Employment decisions

The FAQs confirm that employers or employment agencies using an AEDT to substantially help them assess or screen candidates at any point in the hiring or promotion process must comply with the law’s requirements before using the tool.

AEDTs used “in the city”

According to the DWCP, the new law applies only to employers and employment agencies that use an AEDT “in the city.” The FAQs clarify that used “in the city” means:

  • The job location is at an office in NYC, at least part time; or
  • The job is fully remote but the location associated with it is an office in NYC; or
  • The location of the employment agency using the AEDT is NYC or, if the location of the employment agency is outside NYC, one of the bullets above is true.

If the law applies, a bias audit of the AEDT must be completed before its use and job candidates who are NYC residents must receive notice that the employer or employment agency uses an AEDT.

Recruitment and outreach

The FAQs confirm that the law covers AEDT use to assess candidates for hiring or promotion — but only after they have applied for a specific position. The law’s requirements would not apply to the use of an AEDT to scan a resume bank, conduct outreach to potential candidates, or invite applications.

Data requirements

As the FAQs explain, with certain exceptions, historical data of the AEDT (i.e., the data collected during an employer’s or employment agency’s use of an AEDT to assess candidates for employment or employees for promotion) must be used to conduct a bias audit. Employers and employment agencies cannot impute demographic information to applicants or use algorithmic software to infer it. If there is insufficient historical data available to conduct a statistically significant bias audit, test data or the historical data of other employers or employment agencies may be used. An employer or employment agency may rely on an independent auditor to make that determination. Whether historical or test data is used to conduct the bias audit, the results summary of the bias audit must include the source and explanation of the data used.

Bias audits

As the FAQs make clear, AEDT vendors can have an independent auditor conduct a bias audit or coordinate the collection of data for the audit but employers and employment agencies are ultimately responsible for ensuring that a compliant bias audit was done before using the AEDT.

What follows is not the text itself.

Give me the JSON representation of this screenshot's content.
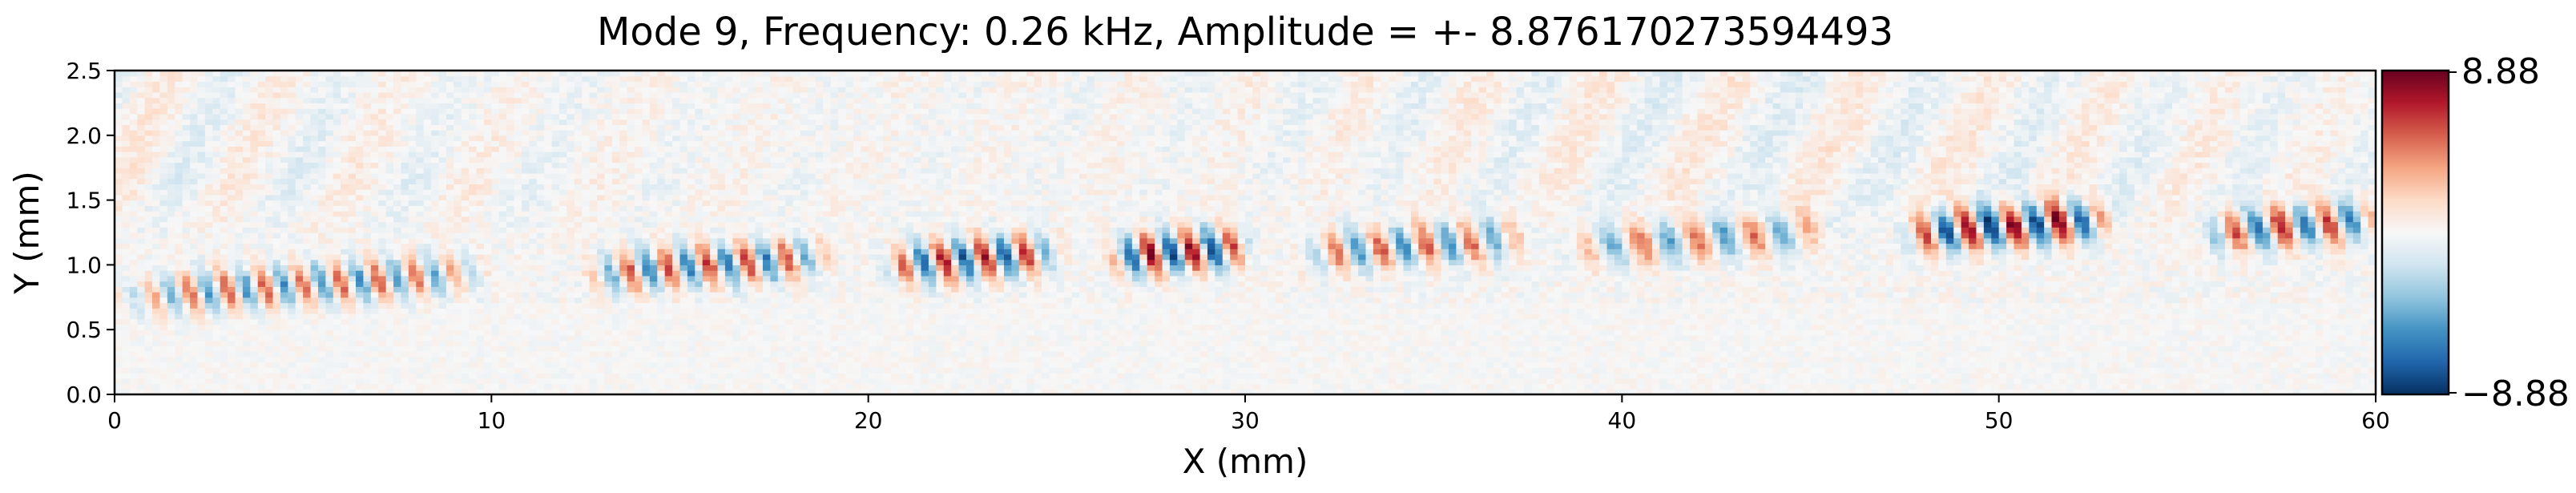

While the law requires employers and employment agencies to do a bias audit, it does not require any specific actions based on audit results. However, the DWCP reminds employers and employment agencies to determine whether any actions may be needed to ensure compliance with federal, state and city antidiscrimination laws.

Notice to employees and job candidates

The new law requires notice to employees and job candidates who are residents of New York City that an AEDT will be used and the job qualifications or characteristics that the AEDT will assess but it does not require specific language to be used. According to the FAQs, notice posted on an employer’s website for job applicants or provided in a written policy or procedure for candidates for promotion need not be position specific. Employers and employment agencies may begin using the AEDT ten business days after providing notice on their website, regardless of when a specific job was posted.

Complaints and enforcement

The FAQs confirm that AEDT-related complaints may be submitted by contacting 311 or via the DCWP’s website. Complaints must include: (i) details of the job posting or position, (ii) the name and type of AEDT, (iii) notice provided, if any, and (iv) an explanation of the suspected violation (for example, AEDT used without notice).

While DCWP enforces the law’s prohibition on AEDT use without a bias audit and required notices, AEDT-related discrimination claims should go to the NYC Commission on Human Rights, which enforces the NYC Human Rights Law. DCWP will refer any discrimination claims to the City Commission.

In closing

Employers who are currently using — or plan to use — automated tools in the hiring or promotion process should review their current practices to determine what, if any, steps may be necessary to ensure compliance with the new NYC bias audit, posting and notice requirements.